Obesity in the United States affects approximately 42 percent of adults and 20 percent of children, according to the Centers for Disease Control and Prevention. Given the prevalence of this chronic disease, researchers are calling for higher education medical institutions to strengthen training to prevent stigmatization and inadequate patient care.
In a 2020 survey of 40 medical schools, 10 percent said their graduates are “very prepared” to manage patients who experience obesity. However, one-third reported having no specific obesity education program, and over half do not consider expanding such training a priority. These findings come from the study “Low Priority of Obesity Education Leads to Lack of Medical Students’ Preparedness to Effectively Treat Patients with Obesity: Results from the U.S. Medical School Obesity Education Curriculum Benchmark Study.”
The study identified lack of room in the curriculum as the greatest barrier to obesity education, which ultimately comes down to failure to prioritize the topic, says co-author B. Gabriel Smolarz, MD, clinical assistant professor of medicine at Rutgers Robert Wood Johnson Medical School.
“Obesity is assessed by the World Health Organization as the number one most important noncommunicable disease on the globe; it’s fairly important,” Smolarz says. “[Institutions should] find a way to make room — prioritize it.”
Smolarz has published research on obesity training in internal medicine and family medicine residency programs, with a study of pharmacy schools coming soon. All have similar results, he says.
“There’s clearly a bias against people with obesity, which I believe, and my collaborator, physicians, and others believe, [is] largely due to not really understanding that the disease of obesity is not one’s fault, that it’s not a volitional choice,” says Smolarz.
A variety of factors contribute to obesity, including genetic susceptibility, hormones, energy dysregulation, psychological factors such as stress, and prescription medications, the Obesity Action Coalition reports. Major chronic diseases associated with this health concern include diabetes, heart disease, and cancer.
Bias and stigmatization directed at people with obesity also contribute to poor health and can impede treatment.

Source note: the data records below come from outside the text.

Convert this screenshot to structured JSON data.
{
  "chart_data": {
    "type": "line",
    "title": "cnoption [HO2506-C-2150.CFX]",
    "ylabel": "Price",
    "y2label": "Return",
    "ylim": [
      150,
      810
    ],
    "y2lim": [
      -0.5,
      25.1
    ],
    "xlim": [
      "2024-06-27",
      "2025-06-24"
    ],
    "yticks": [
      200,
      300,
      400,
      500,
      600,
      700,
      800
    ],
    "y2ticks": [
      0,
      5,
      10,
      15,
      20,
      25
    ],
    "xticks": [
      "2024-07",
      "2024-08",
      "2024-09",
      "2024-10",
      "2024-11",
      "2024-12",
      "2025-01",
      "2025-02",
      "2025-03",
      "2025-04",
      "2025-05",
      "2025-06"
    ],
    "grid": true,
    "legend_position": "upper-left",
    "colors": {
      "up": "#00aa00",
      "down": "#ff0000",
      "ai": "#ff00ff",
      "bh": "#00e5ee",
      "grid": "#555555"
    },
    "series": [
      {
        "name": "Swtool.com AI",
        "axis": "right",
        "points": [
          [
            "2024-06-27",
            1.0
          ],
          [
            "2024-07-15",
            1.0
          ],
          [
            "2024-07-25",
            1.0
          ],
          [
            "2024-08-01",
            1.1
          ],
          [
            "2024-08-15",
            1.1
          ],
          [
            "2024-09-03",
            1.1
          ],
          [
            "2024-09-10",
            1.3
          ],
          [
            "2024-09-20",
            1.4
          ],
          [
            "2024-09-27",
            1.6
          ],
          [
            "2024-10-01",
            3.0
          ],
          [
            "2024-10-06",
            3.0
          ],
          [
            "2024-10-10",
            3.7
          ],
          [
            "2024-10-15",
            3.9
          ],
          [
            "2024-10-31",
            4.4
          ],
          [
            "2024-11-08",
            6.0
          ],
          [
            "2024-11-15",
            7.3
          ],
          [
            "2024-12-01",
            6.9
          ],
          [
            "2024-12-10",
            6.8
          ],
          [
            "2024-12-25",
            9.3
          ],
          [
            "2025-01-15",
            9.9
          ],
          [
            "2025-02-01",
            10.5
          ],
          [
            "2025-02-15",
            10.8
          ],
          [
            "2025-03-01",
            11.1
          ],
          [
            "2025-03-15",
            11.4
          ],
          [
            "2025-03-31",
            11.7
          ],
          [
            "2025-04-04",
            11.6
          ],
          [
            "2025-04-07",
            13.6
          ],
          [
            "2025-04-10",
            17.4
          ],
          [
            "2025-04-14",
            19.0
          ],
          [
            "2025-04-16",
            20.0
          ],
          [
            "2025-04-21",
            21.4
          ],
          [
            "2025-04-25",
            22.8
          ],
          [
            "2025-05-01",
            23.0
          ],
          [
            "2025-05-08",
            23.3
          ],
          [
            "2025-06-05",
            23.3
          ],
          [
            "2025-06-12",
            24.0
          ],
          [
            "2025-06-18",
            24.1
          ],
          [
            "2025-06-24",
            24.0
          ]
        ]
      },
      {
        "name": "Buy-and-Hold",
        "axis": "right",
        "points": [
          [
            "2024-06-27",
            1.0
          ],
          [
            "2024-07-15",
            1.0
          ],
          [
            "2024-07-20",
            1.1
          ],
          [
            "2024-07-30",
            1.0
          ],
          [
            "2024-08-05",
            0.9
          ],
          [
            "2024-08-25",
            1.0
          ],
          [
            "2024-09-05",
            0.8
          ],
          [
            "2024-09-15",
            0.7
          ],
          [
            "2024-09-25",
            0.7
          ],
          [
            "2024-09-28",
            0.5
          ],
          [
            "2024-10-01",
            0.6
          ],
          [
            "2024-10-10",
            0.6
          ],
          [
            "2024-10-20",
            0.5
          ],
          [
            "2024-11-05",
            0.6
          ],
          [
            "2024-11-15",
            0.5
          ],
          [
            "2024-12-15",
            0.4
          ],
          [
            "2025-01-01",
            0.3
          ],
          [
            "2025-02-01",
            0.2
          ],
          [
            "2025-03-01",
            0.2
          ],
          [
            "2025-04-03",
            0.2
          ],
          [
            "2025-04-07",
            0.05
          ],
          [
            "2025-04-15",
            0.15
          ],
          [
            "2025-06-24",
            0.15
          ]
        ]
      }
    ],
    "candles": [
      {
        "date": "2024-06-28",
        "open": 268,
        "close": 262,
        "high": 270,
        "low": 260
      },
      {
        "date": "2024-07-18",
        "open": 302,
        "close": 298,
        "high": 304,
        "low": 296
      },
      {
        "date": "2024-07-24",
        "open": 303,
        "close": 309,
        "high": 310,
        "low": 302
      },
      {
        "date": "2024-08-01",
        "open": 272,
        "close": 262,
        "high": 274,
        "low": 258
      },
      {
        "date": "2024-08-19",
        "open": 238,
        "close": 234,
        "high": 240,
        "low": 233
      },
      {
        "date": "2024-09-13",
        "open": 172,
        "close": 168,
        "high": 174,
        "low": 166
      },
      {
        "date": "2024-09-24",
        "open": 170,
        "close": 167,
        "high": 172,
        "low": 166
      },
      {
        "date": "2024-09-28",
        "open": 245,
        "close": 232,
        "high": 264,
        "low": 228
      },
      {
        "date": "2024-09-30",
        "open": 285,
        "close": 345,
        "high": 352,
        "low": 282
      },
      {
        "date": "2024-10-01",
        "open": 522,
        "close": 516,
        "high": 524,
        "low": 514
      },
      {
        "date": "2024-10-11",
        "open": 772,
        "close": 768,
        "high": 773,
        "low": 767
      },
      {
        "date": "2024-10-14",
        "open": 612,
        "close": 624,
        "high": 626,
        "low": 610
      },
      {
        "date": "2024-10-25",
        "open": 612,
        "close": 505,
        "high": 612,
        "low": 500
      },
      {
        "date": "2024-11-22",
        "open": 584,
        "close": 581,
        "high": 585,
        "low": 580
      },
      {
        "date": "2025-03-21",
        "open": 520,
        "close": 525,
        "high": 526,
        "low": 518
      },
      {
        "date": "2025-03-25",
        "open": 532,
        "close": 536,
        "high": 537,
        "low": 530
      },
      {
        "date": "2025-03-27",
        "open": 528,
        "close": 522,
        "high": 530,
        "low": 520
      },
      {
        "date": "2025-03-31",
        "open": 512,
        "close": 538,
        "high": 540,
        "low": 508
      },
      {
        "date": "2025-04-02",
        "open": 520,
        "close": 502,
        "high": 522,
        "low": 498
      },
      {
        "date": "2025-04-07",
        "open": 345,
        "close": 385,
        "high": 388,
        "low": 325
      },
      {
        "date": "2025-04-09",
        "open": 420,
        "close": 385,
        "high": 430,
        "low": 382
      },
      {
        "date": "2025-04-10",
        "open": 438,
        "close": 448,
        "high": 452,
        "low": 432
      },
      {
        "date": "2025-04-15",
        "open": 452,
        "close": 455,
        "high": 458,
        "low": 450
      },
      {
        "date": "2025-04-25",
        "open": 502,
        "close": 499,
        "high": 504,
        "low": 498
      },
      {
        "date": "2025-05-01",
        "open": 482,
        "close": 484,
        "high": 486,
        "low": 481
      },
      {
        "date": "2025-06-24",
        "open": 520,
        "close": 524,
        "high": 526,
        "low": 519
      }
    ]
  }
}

For example, a survey completed by 2,380 primary care patients with a body mass index (BMI) above 25 found participants with higher BMIs may avoid care or switch doctors as a result of poor communication and stigmatizing experiences related to their weight, according to the 2022 study “A Model of Weight‐Based Stigma in Health Care and Utilization Outcomes: Evidence from the Learning Health Systems Network.” Avoiding care may contribute to increased risk of death among individuals with obesity, the study concludes.
Physicians and other health care professionals often advise their patients to simply eat better and exercise more without investigating the cause of the disease, Smolarz says, which leads people to feel judged and worse about themselves.
While some medical providers may be unaware of the negative attitude they hold toward individuals with obesity, also known as implicit bias, knowledge of the disease is key to overcoming such stigma.
Smolarz is comfortable talking with patients about their weight and he often has such conversations, which require empathy and compassion.
“It certainly does help to know your facts about the biology of the disease … and [to] be able to explain fairly complicated biology to a patient,” he says.
Studies show that obesity disproportionately affects individuals from underserved communities. Early childhood obesity is more common among Black and Hispanic children and people from lower socioeconomic status. Because of this, Smolarz advocates for expanded understanding of how the disease impacts different groups as well as greater diversity among experts in the field.
As a result of his recent research, he also encourages medical students to initiate interest groups for the study of obesity and push for education on the topic at their institution. A variety of online materials are available to faculty and students through expert clinical organizations, including The Obesity Society, the Endocrine Society, and the American Association of Clinical Endocrinologists.●
This article was published in our May 2023 issue.